Correlation Between ACV Auctions and Group 1
Can any of the company-specific risk be diversified away by investing in both ACV Auctions and Group 1 at the same time? Although using a correlation coefficient on its own may not help to predict future stock returns, this module helps to understand the diversifiable risk of combining ACV Auctions and Group 1 into the same portfolio, which is an essential part of the fundamental portfolio management process.
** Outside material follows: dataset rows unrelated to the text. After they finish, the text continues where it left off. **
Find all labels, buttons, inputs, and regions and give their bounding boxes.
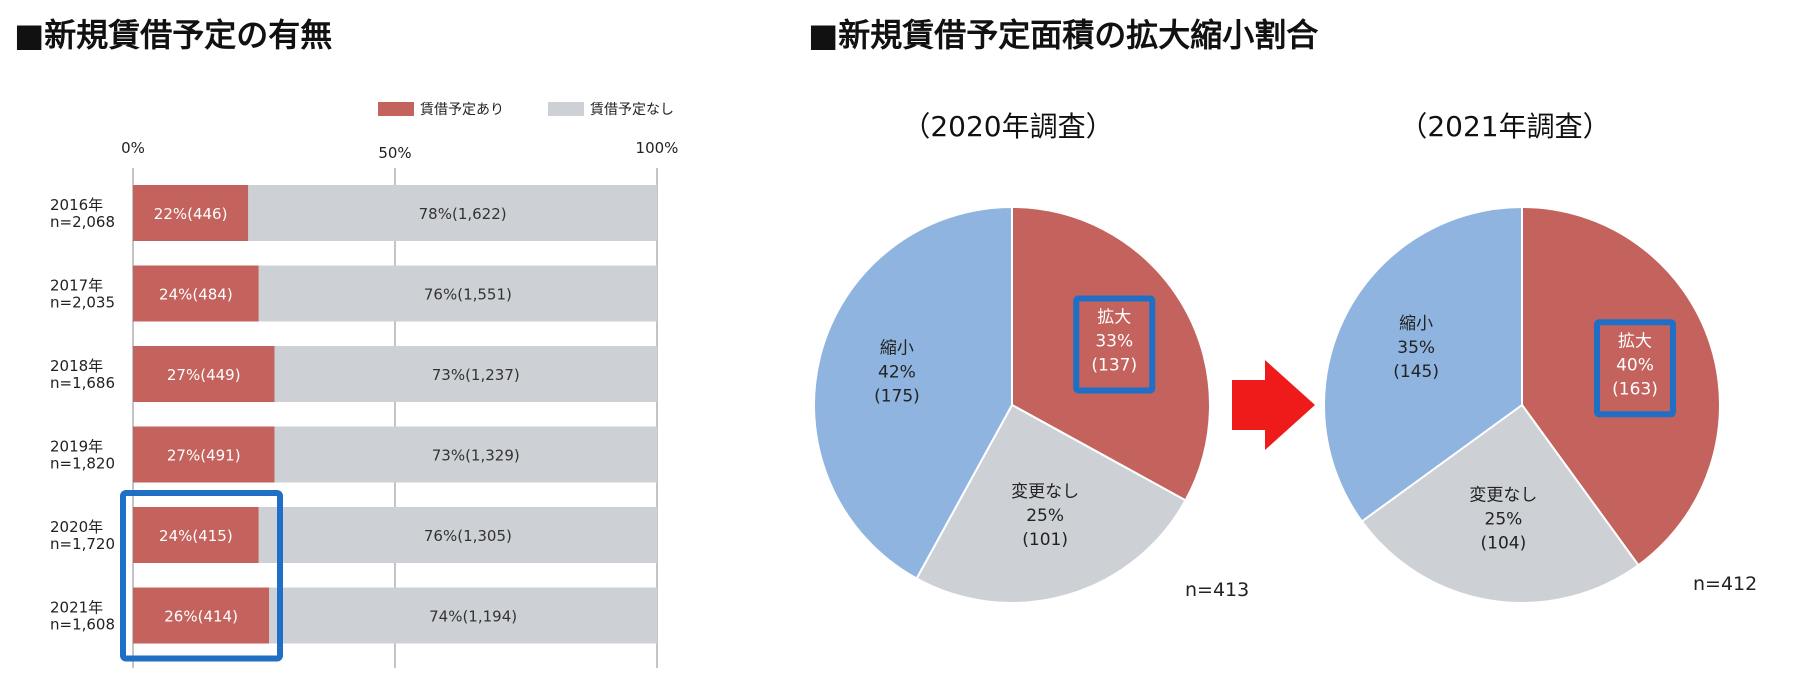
pie-2020-slice-2 — [813, 205, 1013, 580]
bar-no-2 — [274, 346, 657, 402]
tick-label-0: 0% — [121, 139, 145, 157]
highlight-box-2020-2021 — [120, 490, 283, 662]
bar-label-yes-4: 24%(415) — [159, 527, 233, 545]
bar-yes-4 — [133, 507, 259, 563]
pie-2021-label-1-2: (104) — [1481, 533, 1527, 553]
category-n-0: n=2,068 — [50, 213, 115, 231]
category-n-3: n=1,820 — [50, 455, 115, 473]
pie-2021-label-2-2: (145) — [1393, 362, 1439, 382]
pie-2020-label-1-0: 変更なし — [1011, 482, 1079, 502]
pie-2021-label-0-0: 拡大 — [1618, 331, 1652, 351]
bar-label-no-0: 78%(1,622) — [419, 205, 507, 223]
bar-label-no-1: 76%(1,551) — [424, 286, 512, 304]
pie-2020-label-1-1: 25% — [1026, 506, 1064, 526]
pie-2021-label-1-1: 25% — [1485, 509, 1523, 529]
pie-2020-n: n=413 — [1185, 579, 1249, 601]
bar-yes-2 — [133, 346, 275, 402]
bar-yes-1 — [133, 265, 259, 322]
right-chart-title: ■新規賃借予定面積の拡大縮小割合 — [808, 16, 1318, 54]
category-year-5: 2021年 — [50, 599, 103, 617]
tick-label-100: 100% — [636, 139, 679, 157]
pie-2021-n: n=412 — [1693, 573, 1757, 595]
pie-2020-highlight-box — [1073, 295, 1156, 394]
right-arrow-icon — [1232, 360, 1315, 450]
category-year-4: 2020年 — [50, 518, 103, 536]
pie-2021-label-0-1: 40% — [1616, 355, 1654, 375]
pie-2021-subtitle: （2021年調査） — [1399, 110, 1610, 143]
pie-2020-label-1-2: (101) — [1022, 530, 1068, 550]
pie-2020-label-0-2: (137) — [1091, 356, 1137, 376]
bar-no-5 — [269, 587, 657, 644]
bar-label-yes-5: 26%(414) — [164, 608, 238, 626]
bar-label-no-3: 73%(1,329) — [432, 447, 520, 465]
pie-2021-label-2-1: 35% — [1397, 338, 1435, 358]
legend-label-no: 賃借予定なし — [590, 102, 674, 118]
pie-2020-label-2-1: 42% — [878, 362, 916, 382]
legend-label-yes: 賃借予定あり — [420, 102, 504, 118]
pie-group: 拡大 33% (137) 変更なし 25% (101) 縮小 42% (175) 拡大 40% (16… — [813, 205, 1721, 604]
pie-2021-slice-1 — [1360, 403, 1640, 604]
bar-label-yes-1: 24%(484) — [159, 286, 233, 304]
category-n-5: n=1,608 — [50, 616, 115, 634]
left-chart-title: ■新規賃借予定の有無 — [14, 16, 332, 54]
category-n-2: n=1,686 — [50, 374, 115, 392]
bar-label-yes-3: 27%(491) — [167, 447, 241, 465]
bar-label-no-2: 73%(1,237) — [432, 366, 520, 384]
pie-2021-slice-2 — [1323, 205, 1523, 523]
bar-label-no-4: 76%(1,305) — [424, 527, 512, 545]
category-n-4: n=1,720 — [50, 535, 115, 553]
pie-2020-slice-1 — [915, 403, 1187, 604]
pie-2021-label-0-2: (163) — [1612, 379, 1658, 399]
bar-label-yes-0: 22%(446) — [154, 205, 228, 223]
pie-2020-label-2-2: (175) — [874, 386, 920, 406]
bar-label-no-5: 74%(1,194) — [429, 608, 517, 626]
bar-yes-5 — [133, 587, 270, 644]
bar-no-0 — [248, 185, 657, 241]
bar-no-4 — [258, 507, 657, 563]
pie-2021-slice-0 — [1521, 205, 1721, 567]
category-year-0: 2016年 — [50, 196, 103, 214]
pie-2020-label-0-0: 拡大 — [1097, 308, 1131, 328]
pie-2020-label-2-0: 縮小 — [880, 338, 914, 358]
tick-label-50: 50% — [378, 144, 411, 162]
pie-2020-subtitle: （2020年調査） — [902, 110, 1113, 143]
category-year-3: 2019年 — [50, 438, 103, 456]
bar-yes-3 — [133, 426, 275, 483]
pie-2021-highlight-box — [1593, 319, 1676, 418]
bar-no-3 — [274, 426, 657, 483]
category-n-1: n=2,035 — [50, 294, 115, 312]
legend-swatch-no — [548, 102, 584, 116]
legend-swatch-yes — [378, 102, 414, 116]
pie-2020-slice-0 — [1011, 205, 1211, 502]
pie-2021-label-1-0: 変更なし — [1469, 485, 1537, 505]
bar-yes-0 — [133, 185, 249, 241]
pie-2020-label-0-1: 33% — [1095, 332, 1133, 352]
pie-2021-label-2-0: 縮小 — [1399, 314, 1433, 334]
category-year-2: 2018年 — [50, 357, 103, 375]
category-year-1: 2017年 — [50, 277, 103, 295]
bar-label-yes-2: 27%(449) — [167, 366, 241, 384]
bar-no-1 — [258, 265, 657, 322]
By analyzing existing cross correlation between ACV Auctions and Group 1 Automotive, you can compare the effects of market volatilities on ACV Auctions and Group 1 and check how they will diversify away market risk if combined in the same portfolio for a given time horizon. You can also utilize pair trading strategies of matching a long position in ACV Auctions with a short position of Group 1. Check out your portfolio center. Please also check ongoing floating volatility patterns of ACV Auctions and Group 1.
Diversification Opportunities for ACV Auctions and Group 1
0.84 | Correlation Coefficient |
Very poor diversification
The 3 months correlation between ACV and Group is 0.84. Overlapping area represents the amount of risk that can be diversified away by holding ACV Auctions and Group 1 Automotive in the same portfolio, assuming nothing else is changed. The correlation between historical prices or returns on Group 1 Automotive and ACV Auctions is a relative statistical measure of the degree to which these equity instruments tend to move together. The correlation coefficient measures the extent to which returns on ACV Auctions are associated (or correlated) with Group 1. Values of the correlation coefficient range from -1 to +1, where. The correlation of zero (0) is possible when the price movement of Group 1 Automotive has no effect on the direction of ACV Auctions i.e., ACV Auctions and Group 1 go up and down completely randomly.
Pair Corralation between ACV Auctions and Group 1
Given the investment horizon of 90 days ACV Auctions is expected to generate 1.23 times less return on investment than Group 1. In addition to that, ACV Auctions is 1.53 times more volatile than Group 1 Automotive. It trades about 0.05 of its total potential returns per unit of risk. Group 1 Automotive is currently generating about 0.09 per unit of volatility. If you would invest 28,174 in Group 1 Automotive on September 14, 2024 and sell it today you would earn a total of 14,536 from holding Group 1 Automotive or generate 51.59% return on investment over 90 days.
Time Period | 3 Months [change] |
Direction | Moves Together |
Strength | Strong |
Accuracy | 100.0% |
Values | Daily Returns |
ACV Auctions vs. Group 1 Automotive
Performance |
Timeline |
ACV Auctions |
Group 1 Automotive |
ACV Auctions and Group 1 Volatility Contrast
Predicted Return Density |
Returns |
Pair Trading with ACV Auctions and Group 1
The main advantage of trading using opposite ACV Auctions and Group 1 positions is that it hedges away some unsystematic risk. Because of two separate transactions, even if ACV Auctions position performs unexpectedly, Group 1 can make up some of the losses. Pair trading also minimizes risk from directional movements in the market. For example, if an entire industry or sector drops because of unexpected headlines, the short position in Group 1 will offset losses from the drop in Group 1's long position.ACV Auctions vs. CarGurus | ACV Auctions vs. KAR Auction Services | ACV Auctions vs. Kingsway Financial Services | ACV Auctions vs. Driven Brands Holdings |
Group 1 vs. AutoNation | Group 1 vs. OReilly Automotive | Group 1 vs. Advance Auto Parts | Group 1 vs. Ross Stores |
Check out your portfolio center.Note that this page's information should be used as a complementary analysis to find the right mix of equity instruments to add to your existing portfolios or create a brand new portfolio. You can also try the Odds Of Bankruptcy module to get analysis of equity chance of financial distress in the next 2 years.